This week’s long-awaited government response to Henry Dimbleby’s National Food Strategy proposals has been revealed as a crushing disappointment. A crucial opportunity has been lost, when the government could have shown genuine leadership with white paper proposals to transform our food system.
According to cabinet minister Michael Gove, who commissioned Dimbleby’s review in 2019, the original plan was to ensure a food system that was ‘safe, healthy and affordable’ for all. The document published this week echoes only a few of the proposals made by Dimbleby. We estimate just four of his 14 recommendations have been substantially addressed, with the rest of the response falling far short of the original ambition.
The failure to propose new legislation means there is no real strategy for taking us to a point where everyone in Britain can afford to eat in a way that protects both their health and the planet. This matters now more than ever as the cost of living crisis is forcing families into cheap, obesogenic, high-calorie options, which may be filling but provide little nutrition.
Taxes on salt and sugar, and investment in free school meals and the Healthy Start scheme, were all proposed by Henry Dimbleby, and would at least be concrete steps towards making healthier foods an easy and affordable choice.
Similarly, creating the correct mix of nutritional safety nets with initiatives such as tax, investment, innovation funding and other subsidy incentives for the food industry, are all keys to achieving access to good food for all. Even expanding free school meals to all children living on Universal Credit was omitted.
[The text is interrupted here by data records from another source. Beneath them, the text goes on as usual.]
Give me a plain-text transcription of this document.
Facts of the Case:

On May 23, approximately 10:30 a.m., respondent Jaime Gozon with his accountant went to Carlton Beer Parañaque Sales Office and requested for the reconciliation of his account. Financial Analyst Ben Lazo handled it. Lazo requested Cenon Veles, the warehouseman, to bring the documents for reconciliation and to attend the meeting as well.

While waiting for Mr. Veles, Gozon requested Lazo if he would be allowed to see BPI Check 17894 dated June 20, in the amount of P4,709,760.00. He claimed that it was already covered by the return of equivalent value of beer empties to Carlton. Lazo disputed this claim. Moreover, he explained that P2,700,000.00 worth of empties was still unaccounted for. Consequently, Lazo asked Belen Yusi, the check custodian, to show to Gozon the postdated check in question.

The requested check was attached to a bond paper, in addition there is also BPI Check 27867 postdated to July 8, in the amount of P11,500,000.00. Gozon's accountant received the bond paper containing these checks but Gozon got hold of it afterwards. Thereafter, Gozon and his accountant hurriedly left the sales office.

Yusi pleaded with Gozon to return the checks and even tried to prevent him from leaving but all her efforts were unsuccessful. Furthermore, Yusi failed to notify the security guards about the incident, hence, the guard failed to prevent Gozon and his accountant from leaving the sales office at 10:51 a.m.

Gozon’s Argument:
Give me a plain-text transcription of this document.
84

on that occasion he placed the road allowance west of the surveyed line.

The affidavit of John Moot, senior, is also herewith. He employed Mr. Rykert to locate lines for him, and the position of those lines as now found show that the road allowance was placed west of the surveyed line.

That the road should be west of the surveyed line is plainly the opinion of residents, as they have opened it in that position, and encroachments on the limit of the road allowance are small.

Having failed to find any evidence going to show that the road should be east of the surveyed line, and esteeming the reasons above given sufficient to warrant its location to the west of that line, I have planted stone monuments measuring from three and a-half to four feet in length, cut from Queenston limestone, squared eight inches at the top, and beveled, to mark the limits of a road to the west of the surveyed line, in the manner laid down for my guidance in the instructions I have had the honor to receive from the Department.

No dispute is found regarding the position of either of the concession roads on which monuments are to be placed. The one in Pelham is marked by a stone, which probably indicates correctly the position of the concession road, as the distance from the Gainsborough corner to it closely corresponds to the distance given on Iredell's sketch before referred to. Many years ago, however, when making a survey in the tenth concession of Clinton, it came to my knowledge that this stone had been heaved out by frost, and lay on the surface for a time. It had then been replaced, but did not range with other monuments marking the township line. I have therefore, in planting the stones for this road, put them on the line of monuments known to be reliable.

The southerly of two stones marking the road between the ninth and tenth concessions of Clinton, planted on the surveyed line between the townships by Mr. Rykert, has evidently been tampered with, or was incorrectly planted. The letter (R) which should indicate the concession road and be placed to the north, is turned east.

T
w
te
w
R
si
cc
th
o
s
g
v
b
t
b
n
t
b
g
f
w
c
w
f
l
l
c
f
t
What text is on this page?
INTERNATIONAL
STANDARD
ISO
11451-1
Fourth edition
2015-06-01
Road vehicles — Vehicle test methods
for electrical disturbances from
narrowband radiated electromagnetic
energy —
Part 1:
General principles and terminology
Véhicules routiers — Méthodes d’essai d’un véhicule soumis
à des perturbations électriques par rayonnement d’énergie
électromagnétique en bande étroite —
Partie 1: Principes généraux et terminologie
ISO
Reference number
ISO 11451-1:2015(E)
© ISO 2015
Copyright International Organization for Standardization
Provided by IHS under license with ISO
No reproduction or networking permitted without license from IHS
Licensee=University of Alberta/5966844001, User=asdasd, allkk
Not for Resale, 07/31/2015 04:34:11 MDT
Our Department for Education feels distinctly out of step given that Scotland and Wales are now offering free school meals for all children in primary schools, while 800,000 English children in poverty still miss out.
The response does offer a vague goal to increase the proportion of healthy food sold, but offers no plan of how to do this. It will simply never happen while healthy calories from fruit and vegetables cost three times more than unhealthy calories.
Dimbleby proposed a legal underpinning for long-term change in the food system, a new Bill with statutory targets for reduction in diet-related disease, plus methods of monitoring progress and enforcing implementation of public procurement standards and business reporting. Without any legal force, the commitments that the government’s response strategy does make to infrequent progress reporting and cross-government working are both short term and feeble.
A glimmer of hope lies in the approval of Dimbleby’s recommendation for mandatory reporting by large food companies and fast-food delivery services on sales of unhealthy and healthy food. There are no details for how this should be done, but it is heartening that at least 16 major food companies and a coalition of investors have already voiced their support for such a legal framework.
It is also encouraging the government has committed to a new horticulture strategy for England. We welcome the ambition to increase UK production of fruit and vegetables, though the flimsy commitments for public procurement and maintenance of UK standards in trade agreements risk undermining that goal. Public procurement that favours British farmers and upholds high health and environmental standards would not only show the government is serious about changing its role in the food system, but would also create positive ripple effects into the wider market.
Overall, this government narrative has a few commitments to build on. What’s needed is a political champion who understands both the marvels of our food system and the deep threat that current practices pose to us and our planet. We need someone prepared to draw a line under delay tactics, reviews and shallow commitments and just get on with it.
All eyes will now be on health minister Sajid Javid’s forthcoming Health Disparities white paper, to see if he is brave, bold and ambitious enough to rise to the challenge of providing a system that ensures healthy, affordable food and champions the needs of children.